The Pulitzer Prize-winning editorial cartoonist, who lives on Shelter Island with his wife, JZ Holden, is regarded as one of the most widely read satirists in the country. He’s written more than 35 books, plays and screenplays and has seen his cartoons and illustrations regularly appear in such outlets as The Village Voice, the New York Times, the Los Angeles Times, the London Observer, The New Yorker, Playboy, Esquire, and The Nation.
Among his most notable achievements, Feiffer has been inducted into the Comic Book Hall of Fame; he’s also written the Academy Award-winning animated short film Munro, the provocative and groundbreaking film, Carnal Knowledge, and the musical comedy feature-length film Popeye; as well as the stage plays Little Murders, Knock Knock, and Feiffer’s People; and the books The Phantom Tollbooth, The Man in the Ceiling and Kill My Mother.
It’s a lot. And there’s more, including awards from The Writers Guild of America and the Outer Critics Circle, a George Polk Award, an Inkpot Award, an Obie Award, and special distinction from The Library of Congress for his “remarkable legacy.”
“The role I have been able to play at particular times to affect our politics and sensibilities has been a gift,” he says, humbly, of his considerable contributions to the social and political fabric.
Not one to rest on his laurels, the prolific changemaker, who jokes that he maintains “a 24-hour workday … with a few naps in between,” has a slew of events slated for the summer.

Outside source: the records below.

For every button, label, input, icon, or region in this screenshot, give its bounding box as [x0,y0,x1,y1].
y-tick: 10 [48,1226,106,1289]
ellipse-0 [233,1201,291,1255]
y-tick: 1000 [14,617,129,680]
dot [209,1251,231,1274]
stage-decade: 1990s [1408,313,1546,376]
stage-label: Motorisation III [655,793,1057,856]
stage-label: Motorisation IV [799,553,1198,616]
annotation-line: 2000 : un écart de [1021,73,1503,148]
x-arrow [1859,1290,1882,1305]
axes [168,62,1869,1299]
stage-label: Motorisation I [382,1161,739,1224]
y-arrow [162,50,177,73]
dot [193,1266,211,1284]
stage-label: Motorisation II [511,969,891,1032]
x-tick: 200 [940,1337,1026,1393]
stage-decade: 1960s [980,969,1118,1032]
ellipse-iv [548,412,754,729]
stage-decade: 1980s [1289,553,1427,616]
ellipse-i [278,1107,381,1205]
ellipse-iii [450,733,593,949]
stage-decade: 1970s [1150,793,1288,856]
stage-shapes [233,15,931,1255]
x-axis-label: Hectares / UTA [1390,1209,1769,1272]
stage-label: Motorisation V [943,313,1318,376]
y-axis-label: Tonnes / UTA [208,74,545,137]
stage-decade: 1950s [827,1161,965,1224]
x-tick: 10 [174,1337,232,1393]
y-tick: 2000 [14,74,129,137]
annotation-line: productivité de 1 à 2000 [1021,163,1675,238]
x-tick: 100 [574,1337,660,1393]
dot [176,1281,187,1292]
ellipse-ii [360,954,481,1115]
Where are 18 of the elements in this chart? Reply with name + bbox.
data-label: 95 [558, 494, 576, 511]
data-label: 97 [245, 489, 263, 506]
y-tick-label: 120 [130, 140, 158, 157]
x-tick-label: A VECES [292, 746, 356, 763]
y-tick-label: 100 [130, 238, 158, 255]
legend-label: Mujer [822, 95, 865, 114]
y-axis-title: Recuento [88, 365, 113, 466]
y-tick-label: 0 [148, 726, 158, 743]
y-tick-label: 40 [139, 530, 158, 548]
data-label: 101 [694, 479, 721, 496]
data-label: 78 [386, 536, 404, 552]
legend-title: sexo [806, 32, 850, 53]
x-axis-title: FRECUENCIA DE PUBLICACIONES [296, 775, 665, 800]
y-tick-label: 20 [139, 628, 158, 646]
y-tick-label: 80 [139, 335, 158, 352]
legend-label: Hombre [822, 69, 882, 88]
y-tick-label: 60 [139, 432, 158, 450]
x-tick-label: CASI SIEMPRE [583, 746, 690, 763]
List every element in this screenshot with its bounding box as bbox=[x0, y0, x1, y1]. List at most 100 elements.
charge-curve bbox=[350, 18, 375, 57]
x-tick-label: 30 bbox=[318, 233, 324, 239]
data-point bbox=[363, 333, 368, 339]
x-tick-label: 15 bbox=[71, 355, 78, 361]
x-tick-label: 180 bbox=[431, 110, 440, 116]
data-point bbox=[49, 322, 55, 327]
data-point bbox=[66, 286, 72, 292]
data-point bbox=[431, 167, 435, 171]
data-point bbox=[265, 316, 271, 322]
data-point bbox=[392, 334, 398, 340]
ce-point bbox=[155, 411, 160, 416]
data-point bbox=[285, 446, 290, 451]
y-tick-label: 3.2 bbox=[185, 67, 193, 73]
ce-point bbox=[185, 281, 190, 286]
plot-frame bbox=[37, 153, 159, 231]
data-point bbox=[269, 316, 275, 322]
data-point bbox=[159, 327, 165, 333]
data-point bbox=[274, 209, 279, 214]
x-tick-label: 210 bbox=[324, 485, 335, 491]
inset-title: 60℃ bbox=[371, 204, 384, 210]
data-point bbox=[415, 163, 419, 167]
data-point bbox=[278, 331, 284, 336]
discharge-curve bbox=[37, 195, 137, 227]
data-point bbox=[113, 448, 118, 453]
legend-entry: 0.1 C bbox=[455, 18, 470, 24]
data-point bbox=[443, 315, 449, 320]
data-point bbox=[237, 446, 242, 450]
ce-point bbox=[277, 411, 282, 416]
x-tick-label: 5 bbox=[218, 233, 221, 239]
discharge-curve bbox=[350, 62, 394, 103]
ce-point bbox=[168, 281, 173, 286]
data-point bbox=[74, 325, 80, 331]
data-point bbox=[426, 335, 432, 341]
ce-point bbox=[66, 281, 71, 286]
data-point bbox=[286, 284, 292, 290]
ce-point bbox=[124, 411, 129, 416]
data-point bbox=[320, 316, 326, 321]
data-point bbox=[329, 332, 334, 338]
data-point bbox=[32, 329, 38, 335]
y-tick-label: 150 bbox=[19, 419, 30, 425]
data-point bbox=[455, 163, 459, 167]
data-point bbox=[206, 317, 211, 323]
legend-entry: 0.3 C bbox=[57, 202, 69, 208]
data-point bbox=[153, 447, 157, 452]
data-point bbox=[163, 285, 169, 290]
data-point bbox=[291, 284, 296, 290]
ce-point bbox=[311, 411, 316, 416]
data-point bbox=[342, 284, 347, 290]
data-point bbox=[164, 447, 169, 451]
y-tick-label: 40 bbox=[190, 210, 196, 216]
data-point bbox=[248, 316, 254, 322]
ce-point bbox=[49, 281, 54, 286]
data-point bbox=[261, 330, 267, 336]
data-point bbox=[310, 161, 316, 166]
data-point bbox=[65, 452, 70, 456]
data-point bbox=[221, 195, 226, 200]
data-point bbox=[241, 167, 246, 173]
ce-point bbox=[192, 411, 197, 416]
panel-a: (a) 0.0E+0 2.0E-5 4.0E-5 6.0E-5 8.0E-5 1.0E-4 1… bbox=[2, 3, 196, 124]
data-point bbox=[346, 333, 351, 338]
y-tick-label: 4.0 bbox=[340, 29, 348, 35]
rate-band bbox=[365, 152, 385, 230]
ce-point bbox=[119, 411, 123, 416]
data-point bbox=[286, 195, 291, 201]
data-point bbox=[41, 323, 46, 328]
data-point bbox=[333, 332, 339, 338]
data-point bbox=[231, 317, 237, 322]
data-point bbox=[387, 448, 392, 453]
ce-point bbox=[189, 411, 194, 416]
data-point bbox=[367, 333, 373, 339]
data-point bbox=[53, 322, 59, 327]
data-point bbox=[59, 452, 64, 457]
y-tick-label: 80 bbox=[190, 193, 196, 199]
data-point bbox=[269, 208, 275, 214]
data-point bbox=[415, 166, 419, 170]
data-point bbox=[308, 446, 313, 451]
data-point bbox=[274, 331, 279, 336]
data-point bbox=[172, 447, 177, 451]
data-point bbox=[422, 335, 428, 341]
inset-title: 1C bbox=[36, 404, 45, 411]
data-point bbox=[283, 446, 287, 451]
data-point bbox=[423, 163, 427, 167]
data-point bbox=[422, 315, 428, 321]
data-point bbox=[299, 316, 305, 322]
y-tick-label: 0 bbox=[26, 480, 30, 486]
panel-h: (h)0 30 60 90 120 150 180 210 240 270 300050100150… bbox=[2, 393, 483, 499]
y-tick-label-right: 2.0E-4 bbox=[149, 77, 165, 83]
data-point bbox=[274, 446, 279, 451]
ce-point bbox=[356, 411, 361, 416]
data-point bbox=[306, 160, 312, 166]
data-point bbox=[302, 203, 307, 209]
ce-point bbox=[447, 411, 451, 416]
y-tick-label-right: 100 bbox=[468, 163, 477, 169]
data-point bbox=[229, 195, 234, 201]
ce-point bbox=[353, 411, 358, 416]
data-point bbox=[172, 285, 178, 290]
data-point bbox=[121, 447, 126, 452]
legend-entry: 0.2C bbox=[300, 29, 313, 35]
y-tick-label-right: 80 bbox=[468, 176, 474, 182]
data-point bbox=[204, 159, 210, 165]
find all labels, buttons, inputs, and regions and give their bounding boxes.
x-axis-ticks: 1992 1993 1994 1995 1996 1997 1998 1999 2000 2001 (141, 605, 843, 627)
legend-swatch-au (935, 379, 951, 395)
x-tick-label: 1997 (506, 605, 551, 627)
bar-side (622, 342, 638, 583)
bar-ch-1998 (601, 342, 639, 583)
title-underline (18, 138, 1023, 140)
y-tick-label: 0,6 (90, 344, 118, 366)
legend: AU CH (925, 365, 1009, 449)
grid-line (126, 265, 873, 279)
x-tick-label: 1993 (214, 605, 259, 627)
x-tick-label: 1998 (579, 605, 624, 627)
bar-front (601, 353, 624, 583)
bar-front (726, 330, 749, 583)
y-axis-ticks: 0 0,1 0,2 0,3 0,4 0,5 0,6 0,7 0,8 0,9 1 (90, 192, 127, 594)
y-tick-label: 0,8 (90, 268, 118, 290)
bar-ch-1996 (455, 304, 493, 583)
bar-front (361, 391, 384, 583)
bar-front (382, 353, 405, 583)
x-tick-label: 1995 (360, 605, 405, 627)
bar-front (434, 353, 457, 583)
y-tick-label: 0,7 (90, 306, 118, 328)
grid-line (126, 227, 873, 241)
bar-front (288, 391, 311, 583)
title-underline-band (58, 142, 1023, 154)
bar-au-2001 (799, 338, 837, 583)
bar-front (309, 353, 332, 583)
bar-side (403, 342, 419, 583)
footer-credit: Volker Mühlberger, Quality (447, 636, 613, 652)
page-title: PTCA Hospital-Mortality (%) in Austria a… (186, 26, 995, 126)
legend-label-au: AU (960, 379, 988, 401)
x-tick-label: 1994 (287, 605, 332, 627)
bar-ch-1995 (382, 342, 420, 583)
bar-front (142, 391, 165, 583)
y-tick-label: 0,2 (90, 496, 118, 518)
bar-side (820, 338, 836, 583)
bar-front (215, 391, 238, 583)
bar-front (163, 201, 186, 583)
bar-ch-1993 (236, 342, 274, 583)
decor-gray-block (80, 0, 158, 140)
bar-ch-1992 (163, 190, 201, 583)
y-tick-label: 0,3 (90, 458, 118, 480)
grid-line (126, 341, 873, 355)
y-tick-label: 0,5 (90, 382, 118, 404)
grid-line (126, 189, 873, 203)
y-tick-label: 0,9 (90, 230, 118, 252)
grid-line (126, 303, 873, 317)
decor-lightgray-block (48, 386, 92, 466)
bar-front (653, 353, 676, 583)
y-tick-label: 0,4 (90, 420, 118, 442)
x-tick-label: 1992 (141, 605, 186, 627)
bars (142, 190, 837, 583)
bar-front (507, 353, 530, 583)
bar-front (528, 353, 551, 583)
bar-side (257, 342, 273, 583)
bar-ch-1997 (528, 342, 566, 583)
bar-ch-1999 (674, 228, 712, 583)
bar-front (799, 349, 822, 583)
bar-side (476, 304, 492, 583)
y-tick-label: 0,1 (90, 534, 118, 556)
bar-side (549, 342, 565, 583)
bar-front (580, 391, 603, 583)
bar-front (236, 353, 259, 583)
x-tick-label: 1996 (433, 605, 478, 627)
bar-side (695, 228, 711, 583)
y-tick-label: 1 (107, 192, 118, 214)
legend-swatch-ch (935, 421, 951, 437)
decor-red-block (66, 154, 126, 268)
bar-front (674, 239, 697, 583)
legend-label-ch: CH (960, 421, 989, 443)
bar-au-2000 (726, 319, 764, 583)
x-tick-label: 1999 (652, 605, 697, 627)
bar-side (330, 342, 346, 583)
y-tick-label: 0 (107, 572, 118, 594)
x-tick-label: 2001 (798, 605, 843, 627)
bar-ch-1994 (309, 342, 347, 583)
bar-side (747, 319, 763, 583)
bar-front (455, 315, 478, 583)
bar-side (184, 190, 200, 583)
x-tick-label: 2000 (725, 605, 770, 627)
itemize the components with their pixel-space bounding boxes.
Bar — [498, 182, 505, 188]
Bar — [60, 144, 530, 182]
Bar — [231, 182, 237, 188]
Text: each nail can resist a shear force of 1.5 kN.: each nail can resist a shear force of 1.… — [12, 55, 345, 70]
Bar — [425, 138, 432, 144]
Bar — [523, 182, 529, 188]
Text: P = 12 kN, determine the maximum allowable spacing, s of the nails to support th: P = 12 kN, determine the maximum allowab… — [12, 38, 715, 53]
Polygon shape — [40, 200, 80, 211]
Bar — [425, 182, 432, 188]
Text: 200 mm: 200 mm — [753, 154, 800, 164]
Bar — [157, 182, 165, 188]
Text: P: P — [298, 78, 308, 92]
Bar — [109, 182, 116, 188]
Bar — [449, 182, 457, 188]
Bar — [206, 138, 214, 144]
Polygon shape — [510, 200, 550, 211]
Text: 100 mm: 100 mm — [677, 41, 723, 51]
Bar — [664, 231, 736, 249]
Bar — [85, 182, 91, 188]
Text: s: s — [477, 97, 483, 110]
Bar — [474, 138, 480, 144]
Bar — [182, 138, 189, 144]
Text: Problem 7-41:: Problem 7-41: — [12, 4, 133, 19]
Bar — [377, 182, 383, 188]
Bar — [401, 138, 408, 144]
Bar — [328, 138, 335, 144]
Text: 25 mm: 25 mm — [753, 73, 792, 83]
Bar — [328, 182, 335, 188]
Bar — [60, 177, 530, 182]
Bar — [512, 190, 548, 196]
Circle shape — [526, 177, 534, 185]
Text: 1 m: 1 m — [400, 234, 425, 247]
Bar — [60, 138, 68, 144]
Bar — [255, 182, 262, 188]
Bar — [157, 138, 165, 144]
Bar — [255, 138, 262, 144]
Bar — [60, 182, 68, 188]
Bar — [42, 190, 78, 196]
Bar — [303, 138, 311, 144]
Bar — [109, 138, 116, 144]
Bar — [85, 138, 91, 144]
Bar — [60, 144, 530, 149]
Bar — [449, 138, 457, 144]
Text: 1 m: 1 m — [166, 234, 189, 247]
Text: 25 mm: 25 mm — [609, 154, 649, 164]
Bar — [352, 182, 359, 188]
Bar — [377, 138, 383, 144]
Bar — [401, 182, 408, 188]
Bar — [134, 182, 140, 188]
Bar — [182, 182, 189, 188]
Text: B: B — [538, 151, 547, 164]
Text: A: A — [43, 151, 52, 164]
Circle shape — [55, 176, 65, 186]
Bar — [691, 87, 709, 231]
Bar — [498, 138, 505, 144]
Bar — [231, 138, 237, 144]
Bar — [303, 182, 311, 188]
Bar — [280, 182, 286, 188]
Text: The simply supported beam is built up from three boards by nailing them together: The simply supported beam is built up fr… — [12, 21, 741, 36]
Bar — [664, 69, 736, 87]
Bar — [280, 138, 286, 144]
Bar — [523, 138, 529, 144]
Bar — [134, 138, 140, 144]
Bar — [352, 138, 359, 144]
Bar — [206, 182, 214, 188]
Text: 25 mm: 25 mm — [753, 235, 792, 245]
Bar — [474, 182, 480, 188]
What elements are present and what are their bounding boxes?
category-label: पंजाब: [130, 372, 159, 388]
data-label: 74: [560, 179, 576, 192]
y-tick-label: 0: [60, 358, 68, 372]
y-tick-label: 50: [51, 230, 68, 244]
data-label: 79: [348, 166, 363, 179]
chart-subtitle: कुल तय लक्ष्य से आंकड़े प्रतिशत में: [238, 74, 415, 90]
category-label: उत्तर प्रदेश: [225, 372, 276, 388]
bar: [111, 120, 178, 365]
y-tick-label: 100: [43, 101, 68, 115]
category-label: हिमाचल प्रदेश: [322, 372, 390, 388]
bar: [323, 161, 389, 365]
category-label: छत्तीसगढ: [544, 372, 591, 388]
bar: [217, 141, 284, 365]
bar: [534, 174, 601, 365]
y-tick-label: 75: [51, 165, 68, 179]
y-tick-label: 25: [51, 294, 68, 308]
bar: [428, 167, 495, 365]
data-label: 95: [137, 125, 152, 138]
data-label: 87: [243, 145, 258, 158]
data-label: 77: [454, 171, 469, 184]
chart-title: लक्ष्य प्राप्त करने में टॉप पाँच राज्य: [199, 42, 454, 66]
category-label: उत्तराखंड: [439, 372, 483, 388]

First up is a pair of screenings and talks about the film Popeye at the Sag Harbor Cinema during the Memorial Day weekend. That feature-length musical comedy, which Feiffer wrote, was directed by Robert Altman and starred Robin Williams and Shelley Duvall. The Keyes Gallery in Sag Harbor will be hosting an exhibition of Feiffer’s work that will run concurrent with the event.
That same weekend, his work will hang in a group exhibition, “Once On This Island,” curated by Margaret Garrett and in honor of the 100th anniversary of the Shelter Island Historical Society. The following month, he’ll be giving a talk with author Robert Lipsyte at the Shelter Island Library.
Looking to the future, Feiffer has two more children’s books that he’s currently working on. One about a boy who is continually late for school and the other is about a kid who pretends that his finger is a gun. As evidenced by his massive body of work, they are both filled with outrageous exploits, a quick wit and Feiffer’s trademark joie de vivre.
“I’ve always just wanted to do the work and I’m so grateful to still be doing it,” he says, reflecting on his incredible success. “To my amazement, being able to realize these goals — even if I am half blind, stooped over and physically incapacitated in all sorts of ways … I’ve had a wonderful, very happy life.”